How to measure NuPIC performance?



Hi all,

So I’ve been running NuPIC on several datasets, curiously rerunning them with different settings to see what effects there are on performance. For instance there’s a 3-field dataset on riverview of traffic data, with ‘flow’, ‘speed’ and ‘occupancy’ values at each time step. I want to test how much benefit there is to including all 3 fields when trying to predict one of the fields like ‘flow’, so I ran it once including all 3 fields and again just including ‘flow’ itself. I’m also curious what effect of the timestamp value and datetime encoding it produces have on performance, since the SDR’s now contain this information instead of just the metric itself.

Given this performance-comparing objective, what performance-measuring value(s) would you recommend?

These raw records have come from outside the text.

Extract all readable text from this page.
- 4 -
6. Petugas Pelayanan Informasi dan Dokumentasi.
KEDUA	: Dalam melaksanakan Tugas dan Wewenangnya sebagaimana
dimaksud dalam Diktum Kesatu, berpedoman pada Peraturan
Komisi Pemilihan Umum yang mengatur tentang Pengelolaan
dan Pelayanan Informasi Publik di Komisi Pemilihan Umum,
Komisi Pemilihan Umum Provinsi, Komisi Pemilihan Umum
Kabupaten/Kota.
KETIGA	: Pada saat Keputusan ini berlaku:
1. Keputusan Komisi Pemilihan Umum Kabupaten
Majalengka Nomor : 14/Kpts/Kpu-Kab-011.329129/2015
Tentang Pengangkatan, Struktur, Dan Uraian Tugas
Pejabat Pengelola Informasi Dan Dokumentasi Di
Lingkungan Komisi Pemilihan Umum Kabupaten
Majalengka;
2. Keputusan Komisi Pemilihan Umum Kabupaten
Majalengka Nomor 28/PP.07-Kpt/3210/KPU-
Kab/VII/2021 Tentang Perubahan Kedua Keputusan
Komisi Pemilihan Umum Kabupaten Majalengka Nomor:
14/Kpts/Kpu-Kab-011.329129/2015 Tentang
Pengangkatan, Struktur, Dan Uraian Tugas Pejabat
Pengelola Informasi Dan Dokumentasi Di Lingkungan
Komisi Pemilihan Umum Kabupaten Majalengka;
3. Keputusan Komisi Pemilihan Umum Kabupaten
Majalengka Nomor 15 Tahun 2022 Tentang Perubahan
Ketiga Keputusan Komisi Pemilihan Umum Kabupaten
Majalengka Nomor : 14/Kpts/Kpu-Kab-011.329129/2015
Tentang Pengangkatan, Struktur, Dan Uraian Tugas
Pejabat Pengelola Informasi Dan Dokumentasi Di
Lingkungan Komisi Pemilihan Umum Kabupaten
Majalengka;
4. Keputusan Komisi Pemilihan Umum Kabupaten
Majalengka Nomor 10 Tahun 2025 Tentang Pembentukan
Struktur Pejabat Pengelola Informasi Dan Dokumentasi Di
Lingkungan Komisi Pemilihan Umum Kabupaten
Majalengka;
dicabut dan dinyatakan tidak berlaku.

I’ve done a couple very simple things, looking at average anomaly score, correlations between predicted and observed metric values and also an ‘anomaly’ rate. This is the proportion of all anomaly likelihood values that exceed 0.9. I’m thinking that a model that has learned on a given dataset better will be less surprised in general and thus have fewer anomalies occurring per timestep. Any ideas are eagerly welcomed. Thanks!

– Sam


Maybe a simple mean error is the way to go?


I am hoping some other @committer will help answer this question.



I don’t have the reference at hand, but perhaps you could direct @sheiser1 to the CLAClassifier “lunch room” talk video where Subutai talks about the effect of including more or less fields in the inference input? I think that video may be relevant here?



It depends on what task you are interested in, anomaly detection or prediction. For prediction tasks, we typically use negative log-likelihood or mean absolute percent error (MAPE). You can look at this paper for details of these metrics

For anomaly detection tasks, you need to know the ground-truth anomaly labels to compute an anomaly score. The exact details regarding how we compute anomaly scores are documented in this paper.


My current work is looking at this exact problem (traffic flow prediction), in my experiments to compare HTM and LSTM I’ve been using MAPE, RMSE and GEH , GEH is better when dealing with low values (a prediction of 5 when the real value is 1 is a large relative error, when the flow is very high predicting 200 vehicles when there is actually 220 vehicles isn’t that important), GEH should handle this better than MAPE and RMSE.


I wrote those shortcuts .

def mape(ys,yhat): …
def nll(ys,yhat,bins=1000): …
def rmse(ys,yhat) : …
def mae(ys,yhat) : …

Also you may follow this discussion :

where Yuwei had the patience to explain to me NLL :wink:


How did your work go, with regards to the LSTM/HTM comparison? I’m currently working with LSTMs for time series predictions, and would like to know more about using HTMs.